Saturday, March 22, 2014

What Is Extremism?

I'm currently reading an interesting book from the library called American Extremists, by John George & Laird Wilcox (Prometheus, 1996).  Basically it's a brief history of many of the far-right and far-left extremist groups in the United States, from communists to John Birchers.

What really caught my attention, though, was a section on trying to identify if one can be considered 'extremist'.  In it the authors give 22 general characteristics, and as I was reading I started thinking about not only others whom I think a bit loopy, but also myself.  Am I an extremist in how I criticize others?  "If it's a despot you would dethrone, see first that his throne erected within you is destroyed."  (Kahlil Gibron, 1923).
On most of these I will just list the headings, but I will make other notes in italics that are mine, and quote interesting things the author says about some of the points.
1. Character assassination.
2. Name calling and labeling.
3. Irresponsible sweeping generalizations.  "The sloppy use of analogy is a treacherous form of logic and has a high potential for false conclusions."
4. Inadequate proof for assertions.  How many emails are written each day that people forward on assuming they are true?  "They tend to project wished-for conclusions and to exaggerate the significance of information that confirms their beliefs while derogating or ignoring information that contradicts them."
5. Advocacy of double standards.
6. Tendency to view opponents and critics as essentially evil.
7. Manichaean worldview.  There is no middle-ground, everything is absolute.  Thus, your candidate is wholly evil, mine is wholly good.  
8. Advocacy of some degree of censorship or repression of their opponents and/or critics.  "Extremists would prefer that you listen only to them."
9. Tendency to identify themselves in terms of who their enemies are.
10. Tendency to use argument by intimidation.  How much do we do this in the church?  Quickly when somebody says something we don't like, we threaten their position or seek to kick them out of the church.  
11. Use of slogans, buzzwords, and thought-stop cliches.  Like, 'Freedom is not Free!'?
12. Assumption of moral superiority over others.
13. Doomsday thinking.  (Whatever problem they predict), "it's just around the corner unless we follow their program and listen to their special insight and wisdom, to which only the truly enlightened have access.  For extremists, any setback or defeat is 'the beginning of the end'."
14. Belief that it's okay to do bad things in the service of a 'good' cause.  "Defeating an 'enemy' becomes an all-encompassing goal to which other values are subordinate.  With extremists, the end justifies the means."
15. Emphasis on emotional responses and, correspondingly, a de-emphasis on reasoning and logical analysis.
16. Hypersensitivity and vigilance.  See my previous post on John Waddey, who saw himself as the sole guardian against the heretical barbarians at the gate.

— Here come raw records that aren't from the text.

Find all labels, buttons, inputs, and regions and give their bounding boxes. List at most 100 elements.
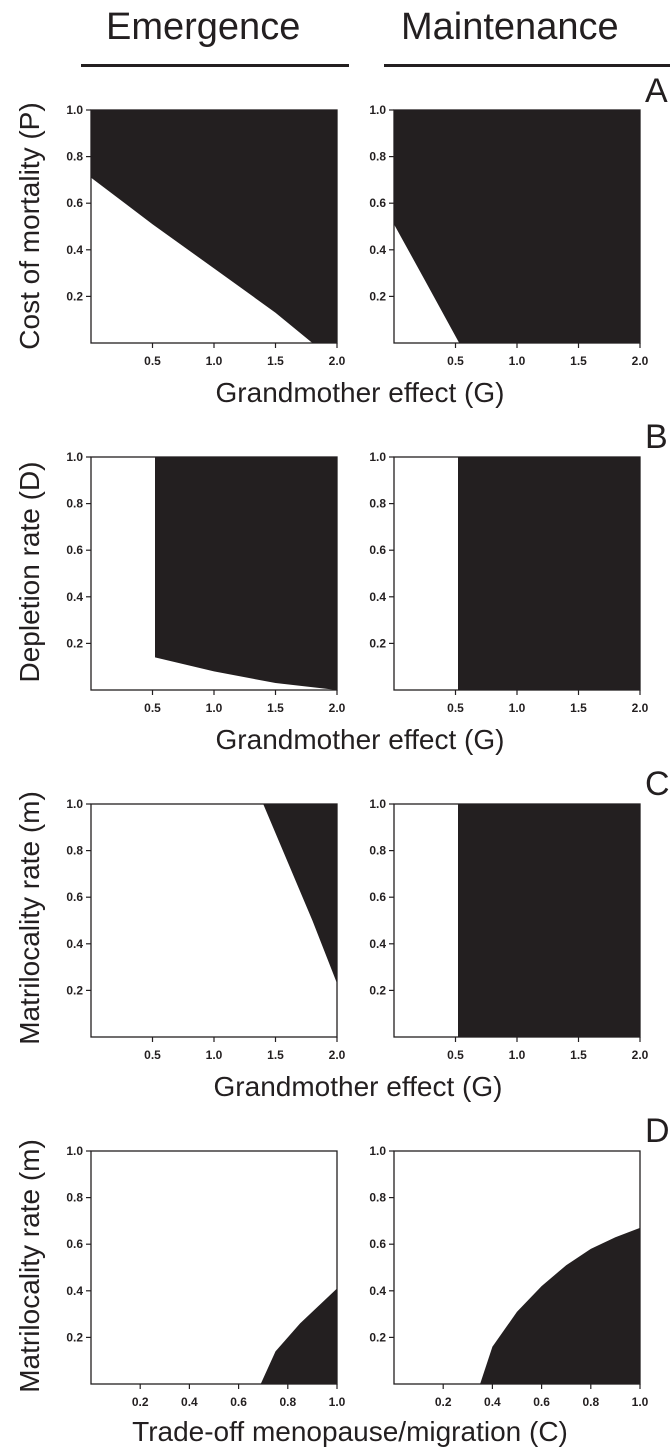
y-tick-label: 0.2 [369,983,386,997]
y-tick-label: 0.2 [369,289,386,303]
x-axis-label-c: Grandmother effect (G) [213,1071,503,1102]
plot-b-emergence: 0.2 0.4 0.6 0.8 1.0 0.5 1.0 1.5 2.0 [66,450,345,715]
plot-d-maintenance: 0.2 0.4 0.6 0.8 1.0 0.2 0.4 0.6 0.8 1.0 [369,1144,648,1409]
x-tick-label: 0.5 [447,701,464,715]
region-c-emergence [263,804,337,984]
y-tick-label: 0.6 [369,196,386,210]
y-tick-label: 0.8 [66,844,83,858]
y-tick-label: 1.0 [66,103,83,117]
x-tick-label: 1.5 [267,701,284,715]
x-tick-label: 2.0 [632,354,649,368]
y-tick-label: 0.4 [369,590,386,604]
x-tick-label: 1.0 [329,1395,346,1409]
y-tick-label: 0.2 [66,636,83,650]
region-a-maintenance [394,110,640,343]
plot-frame-d-emergence [90,1150,338,1385]
x-tick-label: 2.0 [329,1048,346,1062]
column-rule-emergence [81,64,349,67]
y-tick-label: 0.4 [66,590,83,604]
column-rule-maintenance [384,64,670,67]
y-tick-label: 1.0 [369,103,386,117]
x-tick-label: 1.0 [509,354,526,368]
y-tick-label: 0.4 [66,937,83,951]
x-tick-label: 1.0 [206,1048,223,1062]
y-tick-label: 0.2 [66,983,83,997]
y-tick-label: 0.8 [66,497,83,511]
plot-b-maintenance: 0.2 0.4 0.6 0.8 1.0 0.5 1.0 1.5 2.0 [369,450,648,715]
x-tick-label: 0.2 [435,1395,452,1409]
x-tick-label: 0.5 [144,701,161,715]
region-b-emergence [155,457,337,690]
y-tick-label: 1.0 [369,1144,386,1158]
x-axis-label-d: Trade-off menopause/migration (C) [132,1416,568,1447]
y-tick-label: 0.8 [369,150,386,164]
x-tick-label: 2.0 [632,701,649,715]
x-tick-label: 1.5 [570,1048,587,1062]
y-tick-label: 0.6 [369,1237,386,1251]
x-tick-label: 0.8 [279,1395,296,1409]
x-tick-label: 0.4 [181,1395,198,1409]
y-tick-label: 0.4 [66,1284,83,1298]
y-tick-label: 0.4 [66,243,83,257]
plot-frame-d-maintenance [393,1150,641,1385]
x-tick-label: 1.0 [206,354,223,368]
y-tick-label: 1.0 [66,450,83,464]
x-tick-label: 2.0 [329,354,346,368]
y-tick-label: 0.4 [369,243,386,257]
x-tick-label: 0.4 [484,1395,501,1409]
plot-d-emergence: 0.2 0.4 0.6 0.8 1.0 0.2 0.4 0.6 0.8 1.0 [66,1144,345,1409]
y-tick-label: 0.2 [66,1330,83,1344]
x-tick-label: 1.5 [267,1048,284,1062]
x-axis-label-b: Grandmother effect (G) [215,724,505,755]
x-tick-label: 1.0 [509,701,526,715]
x-axis-label-a: Grandmother effect (G) [215,377,505,408]
column-header-maintenance: Maintenance [401,6,619,48]
y-tick-label: 0.8 [369,497,386,511]
y-tick-label: 0.6 [66,890,83,904]
plot-c-maintenance: 0.2 0.4 0.6 0.8 1.0 0.5 1.0 1.5 2.0 [369,797,648,1062]
y-tick-label: 0.6 [369,543,386,557]
x-tick-label: 1.0 [632,1395,649,1409]
column-header-emergence: Emergence [106,6,301,48]
region-c-maintenance [458,804,640,1037]
x-tick-label: 0.5 [447,1048,464,1062]
y-tick-label: 0.8 [369,1191,386,1205]
x-tick-label: 1.5 [570,701,587,715]
x-tick-label: 0.8 [582,1395,599,1409]
x-tick-label: 1.5 [267,354,284,368]
x-tick-label: 0.6 [533,1395,550,1409]
region-d-maintenance [480,1227,640,1384]
x-tick-label: 0.2 [132,1395,149,1409]
panel-letter-d: D [645,1112,670,1150]
y-tick-label: 0.8 [66,150,83,164]
plot-a-maintenance: 0.2 0.4 0.6 0.8 1.0 0.5 1.0 1.5 2.0 [369,103,648,368]
y-tick-label: 0.8 [66,1191,83,1205]
x-tick-label: 2.0 [632,1048,649,1062]
y-tick-label: 0.6 [66,543,83,557]
x-tick-label: 1.5 [570,354,587,368]
y-tick-label: 0.6 [66,1237,83,1251]
y-tick-label: 0.4 [369,937,386,951]
x-tick-label: 0.5 [144,354,161,368]
region-d-emergence [260,1288,337,1384]
y-tick-label: 1.0 [369,450,386,464]
y-tick-label: 0.6 [66,196,83,210]
y-tick-label: 1.0 [369,797,386,811]
y-tick-label: 1.0 [66,1144,83,1158]
x-tick-label: 2.0 [329,701,346,715]
panel-letter-c: C [645,765,670,803]
plot-c-emergence: 0.2 0.4 0.6 0.8 1.0 0.5 1.0 1.5 2.0 [66,797,345,1062]
x-tick-label: 1.0 [206,701,223,715]
panel-letter-a: A [645,72,668,110]
x-tick-label: 1.0 [509,1048,526,1062]
y-tick-label: 0.2 [369,636,386,650]
x-tick-label: 0.5 [447,354,464,368]
y-tick-label: 0.6 [369,890,386,904]
x-tick-label: 0.5 [144,1048,161,1062]
x-tick-label: 0.6 [230,1395,247,1409]
plot-a-emergence: 0.2 0.4 0.6 0.8 1.0 0.5 1.0 1.5 2.0 [66,103,345,368]
panel-letter-b: B [645,418,668,456]
region-a-emergence [91,110,337,343]
y-tick-label: 1.0 [66,797,83,811]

17. Use of supernatural rationales for beliefs and actions.
18. Problems tolerating ambiguity and uncertainty.  "The more laws or rules there are that regulate the behavior of others--particularly their 'enemies'-the more secure extremists feel."  Particularly, when it comes to many Christians, there is a need to be able to interpret every Scripture within a particular framework.  To deny the ability to do this makes many, many people nervous.
19. Inclination toward 'groupthink'.  "Groupthink involves a tendency to conform to group norms and to preserve solidarity and concurrence at the expense of distorting members' observations of facts, conflicting evidence, and disquieting observations that would call into question the shared assumptions and beliefs of the group.  Right-wingers (or left-wingers), for example, talk mostly to one another, read only the material that reflects their own views, and can be almost phobic about the 'propaganda' of the 'other side'."  It is remarkable to me that the same people who continually think of the news media as having a liberal bias will only listen to Rush Limbaugh and watch Fox News.  Anything else is to be ignored.

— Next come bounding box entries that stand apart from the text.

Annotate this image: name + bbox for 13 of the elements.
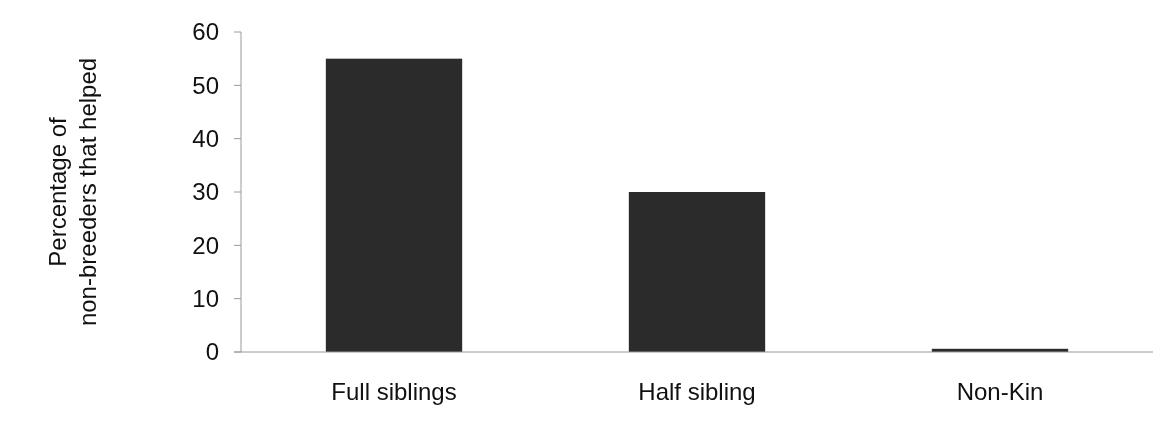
y-tick-label: 30 bbox=[192, 178, 219, 206]
y-tick-label: 60 bbox=[192, 18, 219, 46]
bar bbox=[325, 58, 463, 352]
y-axis-title: Percentage of non-breeders that helped bbox=[44, 57, 101, 327]
y-tick-label: 0 bbox=[205, 338, 219, 366]
y-tick-label: 20 bbox=[192, 231, 219, 259]
x-tick-label: Full siblings bbox=[331, 378, 457, 405]
x-tick-label: Half sibling bbox=[638, 378, 756, 405]
y-tick-label: 40 bbox=[192, 125, 219, 153]
y-tick-label: 50 bbox=[192, 71, 219, 99]
y-tick-label: 10 bbox=[192, 285, 219, 313]
bar bbox=[628, 192, 766, 352]
x-tick-label: Non-Kin bbox=[956, 378, 1044, 405]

20.  Tendency to personalize hostility.
21. Extremists often feel that the system is no good unless they win.  "For example, if they lose an election, then it was 'rigged'.  If public opinion turns against them, it is because of 'brainwashing'....The test of the rightness or wrongness of the system is how it has an impact on them."
22.  Extremists tend to believe in far-reaching conspiracy theories.